If John could predict human behavior, then he knew that, at the end of the sixth film's main game, Brent would kill William. This means that he knew William would die, even if he had redeemed himself and learned his lesson, which, considering all he went through and who he chose to let live, he certainly did. This means that William's game was no more of a test than Amanda's traps; it was only a death trap. Yes, that means Jigsaw is guilty of using one of his games as revenge, rather than trying to teach someone a lesson. The fact that this game was part of his "final wish" says something about his priorities.
John could also predict that William was going to save only the women, which could also have been planned to enrage Brent further, because in his imbalanced state, the kid could easily be swayed to believe William's decision of refusing to cover his dad was based partly on gender.
I think that people might be seriously over-interpreting this sexism angle - I never even noticed it when I saw the movie and I don't recall any references being made in the characters' dialogue to this being an issue.

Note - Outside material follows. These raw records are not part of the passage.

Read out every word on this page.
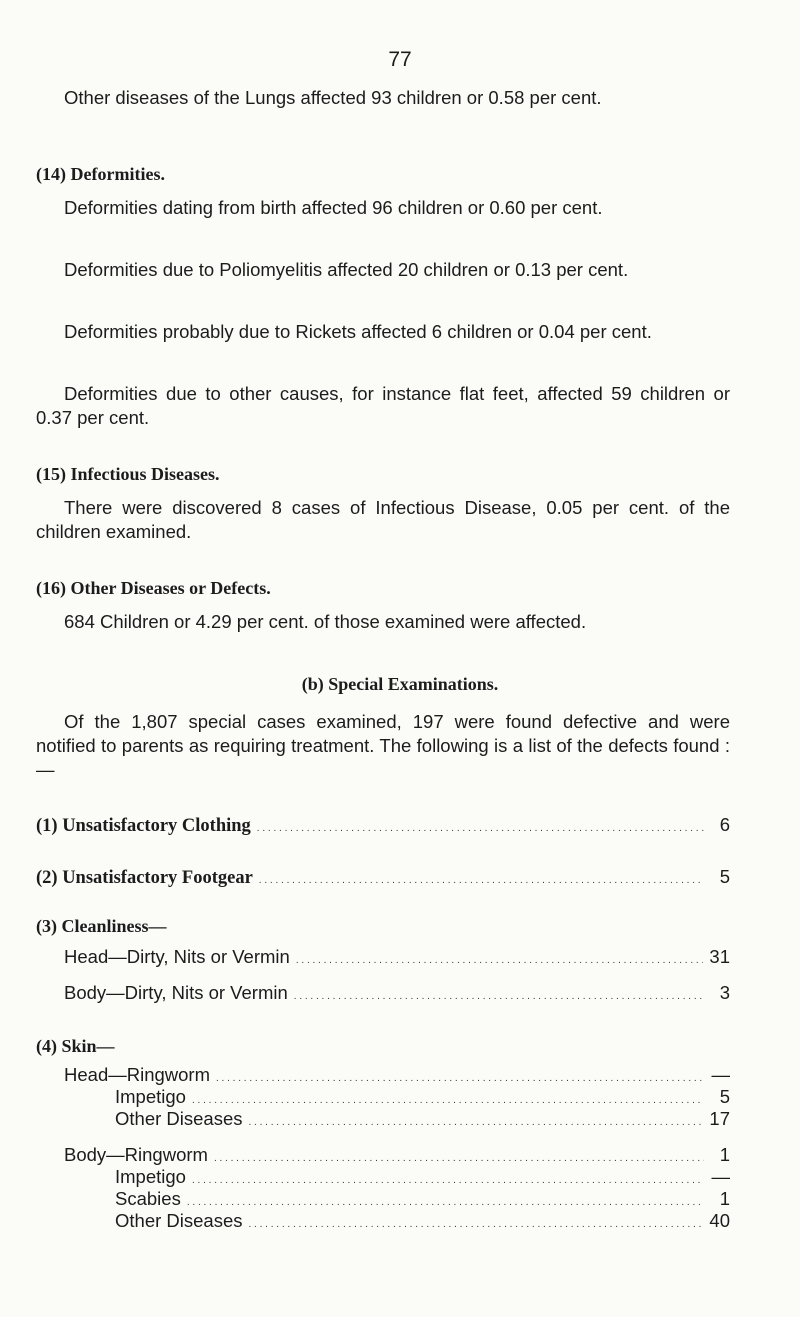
77
Other diseases of the Lungs affected 93 children or 0.58 per cent.
(14) Deformities.
Deformities dating from birth affected 96 children or 0.60 per cent.
Deformities due to Poliomyelitis affected 20 children or 0.13 per cent.
Deformities probably due to Rickets affected 6 children or 0.04 per cent.
Deformities due to other causes, for instance flat feet, affected 59 children or 0.37 per cent.
(15) Infectious Diseases.
There were discovered 8 cases of Infectious Disease, 0.05 per cent. of the children examined.
(16) Other Diseases or Defects.
684 Children or 4.29 per cent. of those examined were affected.
(b) Special Examinations.
Of the 1,807 special cases examined, 197 were found defective and were notified to parents as requiring treatment. The following is a list of the defects found :—
(1) Unsatisfactory Clothing . . .	6
(2) Unsatisfactory Footgear . . .	5
(3) Cleanliness—
Head—Dirty, Nits or Vermin . . .	31
Body—Dirty, Nits or Vermin . . .	3
(4) Skin—
Head—Ringworm . . .	—
Impetigo . . .	5
Other Diseases . . .	17
Body—Ringworm . . .	1
Impetigo . . .	—
Scabies . . .	1
Other Diseases . . .	40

Well, there were Josh's last words, when he yelled at him for being "pussy-whipped" and how "a bitch" takes precedence...
Think of some of the traps, and what would happen if they somehow went wrong. For instance, the Venus Fly Trap from the beginning of Saw II. Imagine what would happen if Michael was in the middle of cutting his eye when the mask closed. His arms would get entangled and would smash into his face, leaving him in immense pain of his broken arms and of having several spikes in his head until he eventually died of blood loss.
Something like this wouldn't matter in the slightest to Jigsaw; all it would mean is Michael not escaping the trap in time, therefore not possessing the will to survive.
Simone is very likely going to be targeted again. Unlike all the other survivors, she didn't subscribe to John's philosophy, and pretty much called bullshit on both it and his games. She hasn't learned to "appreciate her life" in the way John and Gordon would like, she's just become even more bitter and miserable. It's only a matter of time before she gets put into another game that will traumatize her into that way of thinking...if not kill her outright.
This makes even more sense when you consider Hoffman's visit to her after she escaped. He clearly seems to be interested in whether or not she learned anything, and when she begins her rant Hoffman quickly leaves, as if he's heard all he needs to. Since it's clearly established that some people change for the better, it seems clear that Simone would be forced to retake her test, if not for extenuating circumstances.